Distance: 2.3 miles, PT
What a once in a lifetime treat it was to see a show of over 60 earlyWayne Thiebaud paintings gathered and exhibited on the UC Davis* campus where he was a founding faculty member and professor from 1960 to 1991.
Once upon a time nobody had seen Wayne Thiebaud's now iconic gleamingly frosted cakes, luscious ice cream perfectly perched on cones, colorful gumballs without a single one missing from the globe,
candied apples, decorative suckers, unsliced bread loaves all ready to be taken out of their cases. That is, they had seen the objects all over - at bakeries, truck stops, delis from coast to USA coast. But they hadn't seen them painted in their pure, alluring, neon and pastel colored glory.
And once upon a time nobody, most of all denizens of the art establishment, had a clue what to make of Wayne Thiebaud and his paintings of American delights. Some tried to call him a Pop Artist, some dealers went with Realist or tried other categories. But he didn't fit; his iconography was new.
Others tried to write about him but kept being confounded. Then in 1962 before an early individual show he himself made a still definitive statement about his art.

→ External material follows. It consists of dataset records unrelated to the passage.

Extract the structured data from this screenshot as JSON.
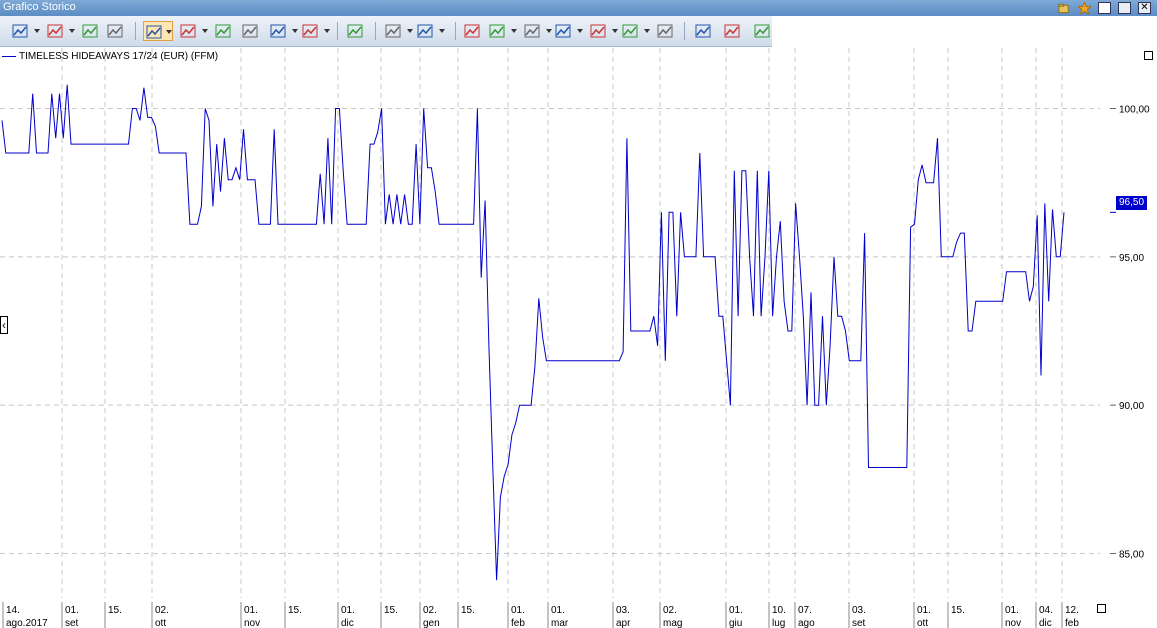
{
  "window": {
    "title": "Grafico Storico"
  },
  "legend": {
    "instrument": "TIMELESS HIDEAWAYS 17/24 (EUR) (FFM)"
  },
  "current_price": "96,50",
  "colors": {
    "series": "#0000cc",
    "titlebar": "#6b97cc",
    "toolbar": "#dde6f1"
  },
  "toolbar": {
    "buttons": [
      {
        "name": "chart-type-icon"
      },
      {
        "name": "compare-icon"
      },
      {
        "name": "add-indicator-icon"
      },
      {
        "name": "remove-indicator-icon"
      },
      {
        "name": "line-chart-icon"
      },
      {
        "name": "drawing-line-icon"
      },
      {
        "name": "bar-chart-icon"
      },
      {
        "name": "ohlc-icon"
      },
      {
        "name": "candlestick-icon"
      },
      {
        "name": "indicators-icon"
      },
      {
        "name": "trend-icon"
      },
      {
        "name": "style-icon"
      },
      {
        "name": "grid-icon"
      },
      {
        "name": "delete-drawing-icon"
      },
      {
        "name": "zoom-icon"
      },
      {
        "name": "cursor-icon"
      },
      {
        "name": "pen-icon"
      },
      {
        "name": "shape-icon"
      },
      {
        "name": "notes-icon"
      },
      {
        "name": "clipboard-icon"
      },
      {
        "name": "copy-icon"
      },
      {
        "name": "print-icon"
      },
      {
        "name": "export-icon"
      }
    ]
  },
  "chart_data": {
    "type": "line",
    "series": [
      {
        "name": "TIMELESS HIDEAWAYS 17/24 (EUR) (FFM)"
      }
    ],
    "ylim": [
      83.5,
      101.5
    ],
    "y_ticks": [
      "100,00",
      "95,00",
      "90,00",
      "85,00"
    ],
    "y_tick_values": [
      100,
      95,
      90,
      85
    ],
    "x_ticks": [
      {
        "day": "14.",
        "month": "ago.2017"
      },
      {
        "day": "01.",
        "month": "set"
      },
      {
        "day": "15.",
        "month": ""
      },
      {
        "day": "02.",
        "month": "ott"
      },
      {
        "day": "01.",
        "month": "nov"
      },
      {
        "day": "15.",
        "month": ""
      },
      {
        "day": "01.",
        "month": "dic"
      },
      {
        "day": "15.",
        "month": ""
      },
      {
        "day": "02.",
        "month": "gen"
      },
      {
        "day": "15.",
        "month": ""
      },
      {
        "day": "01.",
        "month": "feb"
      },
      {
        "day": "01.",
        "month": "mar"
      },
      {
        "day": "03.",
        "month": "apr"
      },
      {
        "day": "02.",
        "month": "mag"
      },
      {
        "day": "01.",
        "month": "giu"
      },
      {
        "day": "10.",
        "month": "lug"
      },
      {
        "day": "07.",
        "month": "ago"
      },
      {
        "day": "03.",
        "month": "set"
      },
      {
        "day": "01.",
        "month": "ott"
      },
      {
        "day": "15.",
        "month": ""
      },
      {
        "day": "01.",
        "month": "nov"
      },
      {
        "day": "04.",
        "month": "dic"
      },
      {
        "day": "12.",
        "month": "feb"
      }
    ],
    "values": [
      99.6,
      98.5,
      98.5,
      98.5,
      98.5,
      98.5,
      98.5,
      98.5,
      100.5,
      98.5,
      98.5,
      98.5,
      98.5,
      100.5,
      99.0,
      100.5,
      99.0,
      100.8,
      98.8,
      98.8,
      98.8,
      98.8,
      98.8,
      98.8,
      98.8,
      98.8,
      98.8,
      98.8,
      98.8,
      98.8,
      98.8,
      98.8,
      98.8,
      98.8,
      100.0,
      100.0,
      99.6,
      100.7,
      99.7,
      99.7,
      99.4,
      98.5,
      98.5,
      98.5,
      98.5,
      98.5,
      98.5,
      98.5,
      98.5,
      96.1,
      96.1,
      96.1,
      96.7,
      100.0,
      99.6,
      96.7,
      98.8,
      97.2,
      99.0,
      97.6,
      97.6,
      98.0,
      97.6,
      99.3,
      97.6,
      97.6,
      97.6,
      96.1,
      96.1,
      96.1,
      96.1,
      99.3,
      96.1,
      96.1,
      96.1,
      96.1,
      96.1,
      96.1,
      96.1,
      96.1,
      96.1,
      96.1,
      96.1,
      97.8,
      96.1,
      99.0,
      96.1,
      100.0,
      100.0,
      97.9,
      96.1,
      96.1,
      96.1,
      96.1,
      96.1,
      96.1,
      98.8,
      98.8,
      99.2,
      100.0,
      96.1,
      97.1,
      96.1,
      97.1,
      96.1,
      97.1,
      96.1,
      96.1,
      98.8,
      96.1,
      100.0,
      98.0,
      98.0,
      97.2,
      96.1,
      96.1,
      96.1,
      96.1,
      96.1,
      96.1,
      96.1,
      96.1,
      96.1,
      96.1,
      100.0,
      94.3,
      96.9,
      92.0,
      88.0,
      84.1,
      86.9,
      87.6,
      88.0,
      89.0,
      89.4,
      90.0,
      90.0,
      90.0,
      90.0,
      91.3,
      93.6,
      92.3,
      91.5,
      91.5,
      91.5,
      91.5,
      91.5,
      91.5,
      91.5,
      91.5,
      91.5,
      91.5,
      91.5,
      91.5,
      91.5,
      91.5,
      91.5,
      91.5,
      91.5,
      91.5,
      91.5,
      91.5,
      91.8,
      99.0,
      92.5,
      92.5,
      92.5,
      92.5,
      92.5,
      92.5,
      93.0,
      92.0,
      96.5,
      91.5,
      96.5,
      96.5,
      93.0,
      96.5,
      95.0,
      95.0,
      95.0,
      95.0,
      98.5,
      95.0,
      95.0,
      95.0,
      95.0,
      93.0,
      93.0,
      91.5,
      90.0,
      97.9,
      93.0,
      97.9,
      97.9,
      95.0,
      93.0,
      97.9,
      93.0,
      95.0,
      97.9,
      93.0,
      95.0,
      96.2,
      93.5,
      92.5,
      92.5,
      96.8,
      95.0,
      93.0,
      90.0,
      93.8,
      90.0,
      90.0,
      93.0,
      90.0,
      92.0,
      95.0,
      93.0,
      93.0,
      92.5,
      91.5,
      91.5,
      91.5,
      91.5,
      95.8,
      87.9,
      87.9,
      87.9,
      87.9,
      87.9,
      87.9,
      87.9,
      87.9,
      87.9,
      87.9,
      87.9,
      96.0,
      96.1,
      97.6,
      98.1,
      97.5,
      97.5,
      97.5,
      99.0,
      95.0,
      95.0,
      95.0,
      95.0,
      95.5,
      95.8,
      95.8,
      92.5,
      92.5,
      93.5,
      93.5,
      93.5,
      93.5,
      93.5,
      93.5,
      93.5,
      93.5,
      94.5,
      94.5,
      94.5,
      94.5,
      94.5,
      94.5,
      93.5,
      94.0,
      96.4,
      91.0,
      96.8,
      93.5,
      96.6,
      95.0,
      95.0,
      96.5
    ],
    "grid": true,
    "legend_position": "top-left"
  }
}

In part he said Each era produces its own stilllife...I try to find things to paint I feel have been overlooked...My interest in painting is tradional and modest: I hope that it may allow ourselves to see ourselves looking at ourselves. At the end of his statement he concluded: Of course, I hope the paintings speak better for themselves than I do.
Ciwt (among many others) feels that artist's early hope has certainly been realized. Wayne Thiebaud is now in his late 90's, still traditional and modest, never self-promoting or signing on with an aggressive dealer who (if they could have made him) would have had him cranking out work after work after work. He's also one of the country's most learned scholars and admirers of art history. That history is embedded in his art and Ciwt (among many others) is sure critics and the public will come to value more completely the deep intelligence, technical proficiency and bedrock love of art and life behind those dazzling but confounding images.